U.S. population data show no increase in brain cancer rates during period of expanding cell phone use
- Posted: March 8, 2012
In a new examination of United States cancer incidence data, investigators at the National Cancer Institute (NCI) reported that incidence trends have remained roughly constant for glioma, the main type of brain cancer hypothesized to be related to cell phone use. The researchers found that while cell phone use increased substantially over the period 1992 to2008 (from nearly zero to almost 100 percent of the population), the U.S. trends in glioma incidence did not mirror that increase. Results of this study were published online March 8, 2012, in the British Medical Journal.

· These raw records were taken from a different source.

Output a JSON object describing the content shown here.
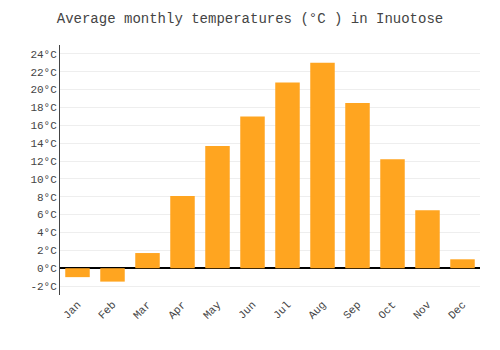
{
  "chart_data": {
    "type": "bar",
    "title": "Average monthly temperatures (°C ) in Inuotose",
    "categories": [
      "Jan",
      "Feb",
      "Mar",
      "Apr",
      "May",
      "Jun",
      "Jul",
      "Aug",
      "Sep",
      "Oct",
      "Nov",
      "Dec"
    ],
    "values": [
      -1.0,
      -1.5,
      1.7,
      8.1,
      13.7,
      17.0,
      20.8,
      23.0,
      18.5,
      12.2,
      6.5,
      1.0
    ],
    "color": "#FFA520",
    "ylim": [
      -3,
      25
    ],
    "yticks": [
      {
        "value": -2,
        "label": "-2°C"
      },
      {
        "value": 0,
        "label": "0°C"
      },
      {
        "value": 2,
        "label": "2°C"
      },
      {
        "value": 4,
        "label": "4°C"
      },
      {
        "value": 6,
        "label": "6°C"
      },
      {
        "value": 8,
        "label": "8°C"
      },
      {
        "value": 10,
        "label": "10°C"
      },
      {
        "value": 12,
        "label": "12°C"
      },
      {
        "value": 14,
        "label": "14°C"
      },
      {
        "value": 16,
        "label": "16°C"
      },
      {
        "value": 18,
        "label": "18°C"
      },
      {
        "value": 20,
        "label": "20°C"
      },
      {
        "value": 22,
        "label": "22°C"
      },
      {
        "value": 24,
        "label": "24°C"
      }
    ],
    "grid": true
  }
}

The researchers compared the U.S. experience with that reported in two studies conducted in Europe, where cell phone use was widespread earlier than in the U.S. The two studies -- the International Agency for Research on Cancer (IARC) Interphone study, and a study in Sweden published in 2011-- provided the primary evidence for IARC’s subsequent 2011 re-classification of microwave radiation produced by cell phones as a possible human carcinogen. (For more information, read the NCI Statement on the IARC announcement.) In this new analysis, NCI researchers compared the observed glioma incidence rates from 12 cancer registries in NCI’s Surveillance, Epidemiology, and End Results program from 1992 to 2008, with projected rates based on risks observed in the Interphone and the Swedish study. Over the entire study period, glioma incidence patterns held roughly constant in all age groups. Projections based on the Interphone study, which found slight increases in risk among a small number of heavy users, were not statistically distinguishable from observed rates. On the other hand, projections based on the Swedish study were at least 40 percent higher than, and incompatible with, the actual rates. The authors recommend continued surveillance of glioma rates for a number of reasons, including changing usage patterns and technology, and because tumor latency may be longer than has been observed to date.